O que está por trás da decisão de mudar – Uma transição bem-feita começa muito antes da saída formal. Envolve o mapeamento das competências que podem ser reaproveitadas, o reposicionamento da imagem profissional, a aproximação de novos ambientes, a construção de uma nova narrativa e o teste de soluções antes de qualquer mudança radical. Segundo a especialista, nesse percurso, há três pilares que sempre sustentaram suas próprias decisões e as dos profissionais que acompanha:

- Visão estratégica: Ter clareza sobre onde se quer chegar e quais passos são necessários para isso. A transição não é um salto no escuro, é uma rota traçada com intenção.
- Rede de relações: Ninguém muda sozinho. A construção de relações sólidas e estratégicas é o maior ativo de um profissional em transição. Ela abre portas, encurta caminhos e valida a nova trajetória.
- Capacidade de adaptação: O novo cenário exigirá flexibilidade, novas habilidades e disposição para aprender. Não se trata de “voltar à estaca zero”, mas de reposicionar sua bagagem para um novo mercado.

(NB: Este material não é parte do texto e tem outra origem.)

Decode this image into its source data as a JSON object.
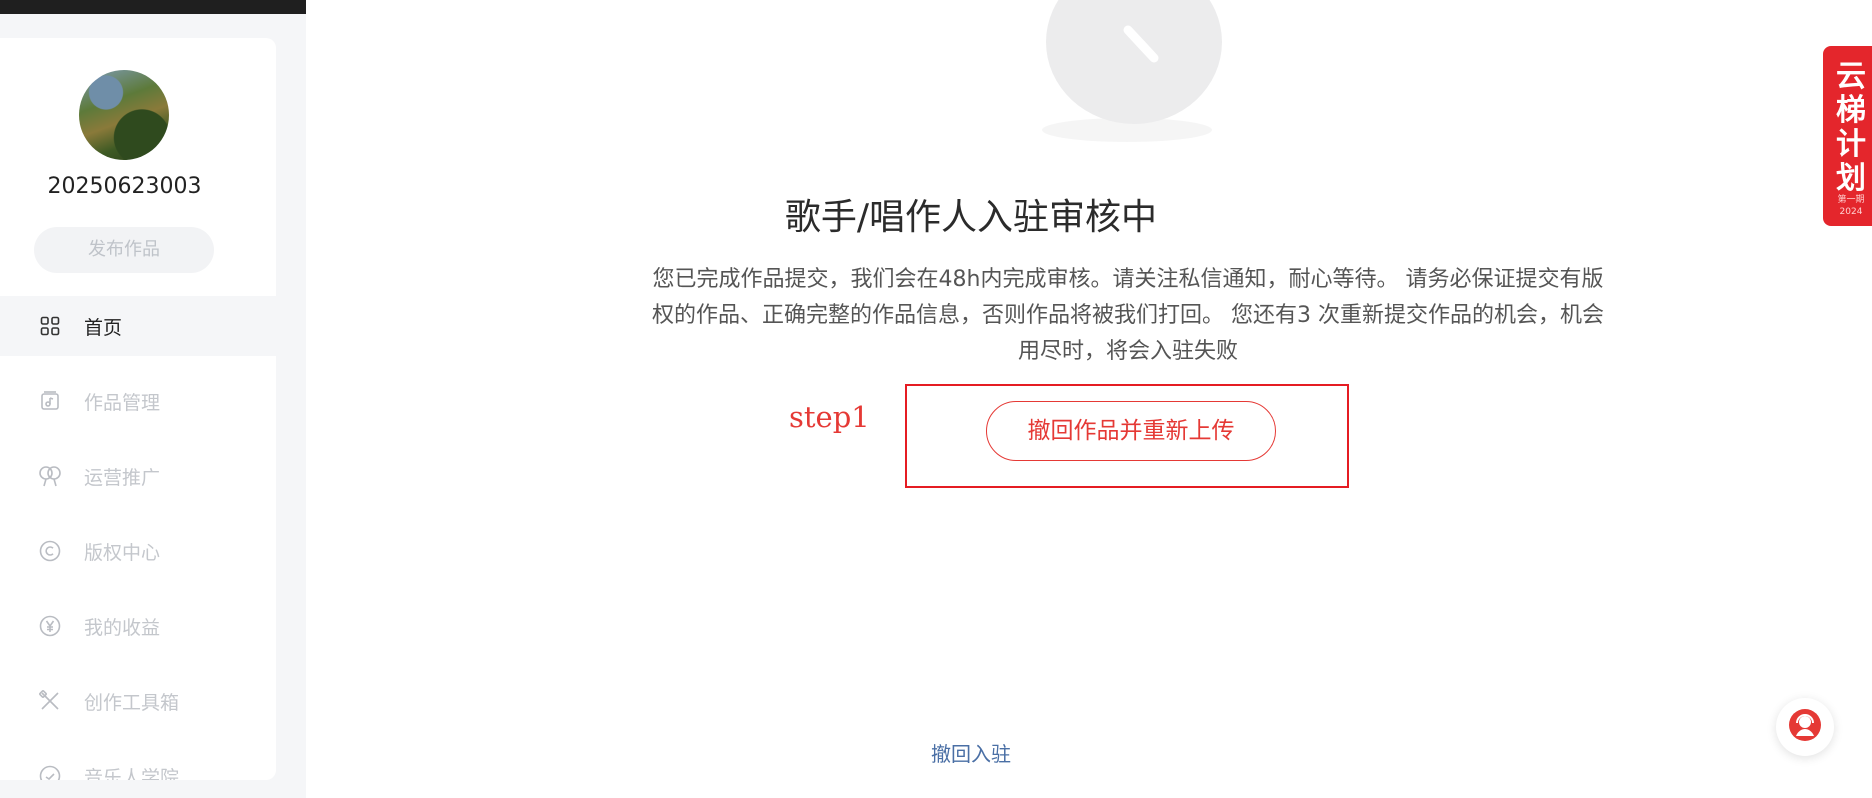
{
  "user": {
    "username": "20250623003",
    "publish_label": "发布作品"
  },
  "sidebar": {
    "items": [
      {
        "label": "首页",
        "icon": "grid-icon",
        "active": true
      },
      {
        "label": "作品管理",
        "icon": "music-doc-icon",
        "active": false
      },
      {
        "label": "运营推广",
        "icon": "balloon-icon",
        "active": false
      },
      {
        "label": "版权中心",
        "icon": "copyright-icon",
        "active": false
      },
      {
        "label": "我的收益",
        "icon": "yen-icon",
        "active": false
      },
      {
        "label": "创作工具箱",
        "icon": "tools-icon",
        "active": false
      },
      {
        "label": "音乐人学院",
        "icon": "academy-icon",
        "active": false
      }
    ]
  },
  "main": {
    "title": "歌手/唱作人入驻审核中",
    "description": "您已完成作品提交，我们会在48h内完成审核。请关注私信通知，耐心等待。 请务必保证提交有版权的作品、正确完整的作品信息，否则作品将被我们打回。 您还有3 次重新提交作品的机会，机会用尽时，将会入驻失败",
    "step_label": "step1",
    "withdraw_button_label": "撤回作品并重新上传",
    "withdraw_link_label": "撤回入驻"
  },
  "banner": {
    "text": "云梯计划",
    "sub_text": "第一期\n2024"
  },
  "colors": {
    "accent": "#e53935",
    "link": "#4a6fa5",
    "annotation": "#e51c23"
  }
}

A transição como caminho possível e saudável – A saída, para muitos, tem sido a transição de carreira. Mas, ao contrário do que se imagina, esse movimento não ocorre apenas por insatisfação. Ele também pode ser resultado de amadurecimento, autoconhecimento e desejo de contribuir com algo maior. “Eu acredito que a transição pode e deve ser feita com estratégia, leveza e retorno pessoal. A experiência corporativa não precisa ser descartada. Pelo contrário, ela é o que permite construir novas trajetórias com mais impacto e consciência”, orienta Juliana.
Essa nova etapa costuma vir acompanhada de uma revisão de valores. Profissionais experientes, acostumados a entregar resultados, começam a se perguntar sobre o que realmente faz sentido na vida e no trabalho. A resposta, muitas vezes, está ligada a ambientes mais colaborativos, inovadores e humanos.
Lideranças são chave para evitar o esvaziamento interno – Evitar que um ambiente se torne estéril é responsabilidade direta da liderança. Para Juliana, o papel de quem lidera hoje não é apenas gerir tarefas, mas fomentar a autonomia e a liberdade criativa. “Ambientes que florescem são aqueles onde as pessoas podem criar, errar, propor. A inovação nasce da confiança, e quem lidera precisa criar esse solo fértil”, afirma.

Essa mudança de postura pode parecer sutil, mas é profundamente transformadora. Equipes mais livres tendem a ser mais engajadas, produtivas e comprometidas com os objetivos da organização. Em contrapartida, lideranças controladoras, que operam por medo e rigidez, produzem exatamente o oposto: estagnação, desconexão e alta rotatividade.
Novos tempos pedem novas decisões – O fenômeno do corporativismo estéril evidencia um ponto importante: não basta uma empresa funcionar bem no papel. É preciso que ela faça sentido para quem nela trabalha. Caso contrário, o esvaziamento emocional e criativo dos colaboradores se tornará inevitável.
Segundo Juliana, esse novo momento exige coragem para repensar o que é sucesso, quais ambientes realmente valem a pena e como é possível alinhar carreira e propósito sem abrir mão da performance. “Não fazemos nada sozinhos. Carreira também é sobre os espaços que habitamos e as pessoas com quem construímos. Criar uma rede forte, se adaptar com inteligência e manter a visão de longo prazo são estratégias que me acompanham desde o início. São elas que tornam qualquer transição possível”, conclui.